What is a pituitary adenoma?
It is an almost always benign tumor that grows in the pituitary gland, located under the brain, at the base of the skull, and at the bottom of the nasal fossa. They are tumors, in general, of slow growth but frequent. Observation may be the best approach if small, asymptomatic growths stop spontaneously.
How is a pituitary adenoma diagnosed?
When a pituitary adenoma does not produce hormones, we call it non-functioning, and it will give symptoms only due to compression when it reaches a specific size. In these cases, they can cause headaches, vision alterations (typically affecting vision in the lateral fields), and failures in the normal hormonal function of the gland.
If the adenomas produce some hormone (functioning adenomas), the initial symptoms usually correspond to the excess of this hormone in the body and cause an endocrinological disease that is diagnosed for this reason.
Blood tests to measure these hormones and magnetic resonance imaging are the main tests to diagnose and guide the management of these tumors.
What is the treatment for a pituitary adenoma?
If the finding has been accidental (incidental), the lesion is not large, and does not cause any objective disorder, observation is the usual recommendation.
But if the lesion is bulky, causes symptoms, or shows growth in controls, treatment is usually advised.
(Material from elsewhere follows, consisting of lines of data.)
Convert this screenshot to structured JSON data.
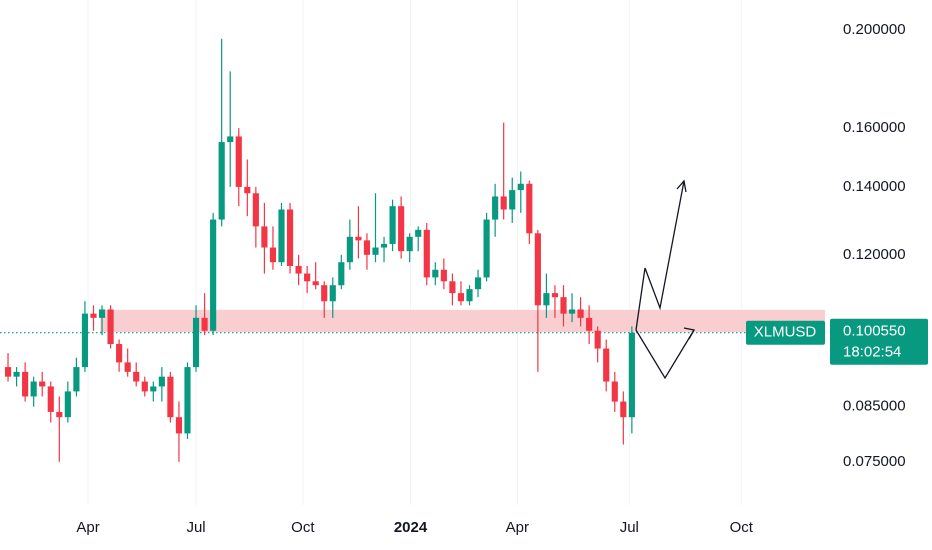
{
  "chart_data": {
    "type": "candlestick",
    "symbol": "XLMUSD",
    "last_price_label": "0.100550",
    "countdown": "18:02:54",
    "last_price": 0.10055,
    "log_scale": true,
    "up_color": "#089981",
    "down_color": "#f23645",
    "x": [
      0,
      1,
      2,
      3,
      4,
      5,
      6,
      7,
      8,
      9,
      10,
      11,
      12,
      13,
      14,
      15,
      16,
      17,
      18,
      19,
      20,
      21,
      22,
      23,
      24,
      25,
      26,
      27,
      28,
      29,
      30,
      31,
      32,
      33,
      34,
      35,
      36,
      37,
      38,
      39,
      40,
      41,
      42,
      43,
      44,
      45,
      46,
      47,
      48,
      49,
      50,
      51,
      52,
      53,
      54,
      55,
      56,
      57,
      58,
      59,
      60,
      61,
      62,
      63,
      64,
      65,
      66,
      67,
      68,
      69,
      70,
      71,
      72,
      73
    ],
    "open": [
      0.093,
      0.091,
      0.092,
      0.087,
      0.09,
      0.089,
      0.084,
      0.083,
      0.088,
      0.093,
      0.105,
      0.104,
      0.106,
      0.098,
      0.094,
      0.092,
      0.09,
      0.088,
      0.089,
      0.091,
      0.083,
      0.08,
      0.093,
      0.104,
      0.101,
      0.13,
      0.155,
      0.157,
      0.14,
      0.138,
      0.128,
      0.122,
      0.118,
      0.133,
      0.117,
      0.115,
      0.113,
      0.112,
      0.108,
      0.112,
      0.118,
      0.125,
      0.124,
      0.12,
      0.122,
      0.123,
      0.134,
      0.121,
      0.125,
      0.127,
      0.114,
      0.116,
      0.113,
      0.11,
      0.108,
      0.111,
      0.114,
      0.13,
      0.137,
      0.133,
      0.139,
      0.141,
      0.126,
      0.107,
      0.11,
      0.109,
      0.105,
      0.106,
      0.104,
      0.101,
      0.097,
      0.09,
      0.086,
      0.083
    ],
    "high": [
      0.096,
      0.093,
      0.094,
      0.091,
      0.092,
      0.09,
      0.087,
      0.09,
      0.095,
      0.108,
      0.107,
      0.107,
      0.107,
      0.099,
      0.097,
      0.094,
      0.091,
      0.09,
      0.093,
      0.092,
      0.086,
      0.094,
      0.107,
      0.11,
      0.132,
      0.196,
      0.182,
      0.16,
      0.149,
      0.14,
      0.135,
      0.128,
      0.135,
      0.135,
      0.12,
      0.117,
      0.118,
      0.113,
      0.114,
      0.12,
      0.13,
      0.134,
      0.126,
      0.138,
      0.125,
      0.136,
      0.137,
      0.126,
      0.128,
      0.129,
      0.118,
      0.119,
      0.115,
      0.113,
      0.112,
      0.116,
      0.132,
      0.141,
      0.162,
      0.143,
      0.145,
      0.142,
      0.127,
      0.115,
      0.112,
      0.112,
      0.11,
      0.109,
      0.107,
      0.102,
      0.099,
      0.092,
      0.088,
      0.102
    ],
    "low": [
      0.09,
      0.089,
      0.086,
      0.085,
      0.087,
      0.082,
      0.075,
      0.082,
      0.087,
      0.092,
      0.101,
      0.1,
      0.097,
      0.092,
      0.091,
      0.089,
      0.087,
      0.086,
      0.086,
      0.082,
      0.075,
      0.079,
      0.092,
      0.1,
      0.1,
      0.128,
      0.14,
      0.134,
      0.131,
      0.122,
      0.115,
      0.116,
      0.117,
      0.115,
      0.112,
      0.11,
      0.111,
      0.104,
      0.104,
      0.111,
      0.116,
      0.119,
      0.116,
      0.118,
      0.118,
      0.121,
      0.119,
      0.118,
      0.121,
      0.112,
      0.112,
      0.111,
      0.107,
      0.107,
      0.107,
      0.109,
      0.113,
      0.125,
      0.13,
      0.129,
      0.132,
      0.123,
      0.092,
      0.104,
      0.104,
      0.102,
      0.103,
      0.102,
      0.098,
      0.094,
      0.088,
      0.084,
      0.078,
      0.08
    ],
    "close": [
      0.091,
      0.092,
      0.087,
      0.09,
      0.089,
      0.084,
      0.083,
      0.088,
      0.093,
      0.105,
      0.104,
      0.106,
      0.098,
      0.094,
      0.092,
      0.09,
      0.088,
      0.089,
      0.091,
      0.083,
      0.08,
      0.093,
      0.104,
      0.101,
      0.13,
      0.155,
      0.157,
      0.14,
      0.138,
      0.128,
      0.122,
      0.118,
      0.133,
      0.117,
      0.115,
      0.113,
      0.112,
      0.108,
      0.112,
      0.118,
      0.125,
      0.124,
      0.12,
      0.122,
      0.123,
      0.134,
      0.121,
      0.125,
      0.127,
      0.114,
      0.116,
      0.113,
      0.11,
      0.108,
      0.111,
      0.114,
      0.13,
      0.137,
      0.133,
      0.139,
      0.141,
      0.126,
      0.107,
      0.11,
      0.109,
      0.105,
      0.106,
      0.104,
      0.101,
      0.097,
      0.09,
      0.086,
      0.083,
      0.10055
    ],
    "xlim": [
      -0.94,
      95.6
    ],
    "xticks": [
      {
        "value": 9.36,
        "label": "Apr"
      },
      {
        "value": 22.0,
        "label": "Jul"
      },
      {
        "value": 34.5,
        "label": "Oct"
      },
      {
        "value": 47.1,
        "label": "2024"
      },
      {
        "value": 59.6,
        "label": "Apr"
      },
      {
        "value": 72.7,
        "label": "Jul"
      },
      {
        "value": 85.8,
        "label": "Oct"
      }
    ],
    "ylim": [
      0.068,
      0.214
    ],
    "yticks": [
      {
        "value": 0.2,
        "label": "0.200000"
      },
      {
        "value": 0.16,
        "label": "0.160000"
      },
      {
        "value": 0.14,
        "label": "0.140000"
      },
      {
        "value": 0.12,
        "label": "0.120000"
      },
      {
        "value": 0.085,
        "label": "0.085000"
      },
      {
        "value": 0.075,
        "label": "0.075000"
      }
    ],
    "grid": true,
    "zone": {
      "y": [
        0.1007,
        0.1059
      ],
      "x": [
        10.8,
        95.6
      ],
      "color": "#f7c6c9"
    }
  }
}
In this case, surgery is generally the first option. We only have a reasonably effective pharmacological treatment for prolactin-producing adenomas (prolactinomas). In these cases, medication can control the excess hormone well and reduce tumor size in 75-80% of cases. But surgical removal of the lesion is the best option in those that do not respond and in the rest of functioning and non-functioning tumors. If the tumor is not very large and widespread, this treatment can be curative. In cases where complete removal is not possible, radiotherapy treatments can stabilize the disease.
Due to the location of these tumors at the bottom of the nasal cavity, we can use this natural way to remove them. We use endoscopes and special instruments to operate through the nostrils in the least invasive way without leaving any trace of the visible intervention.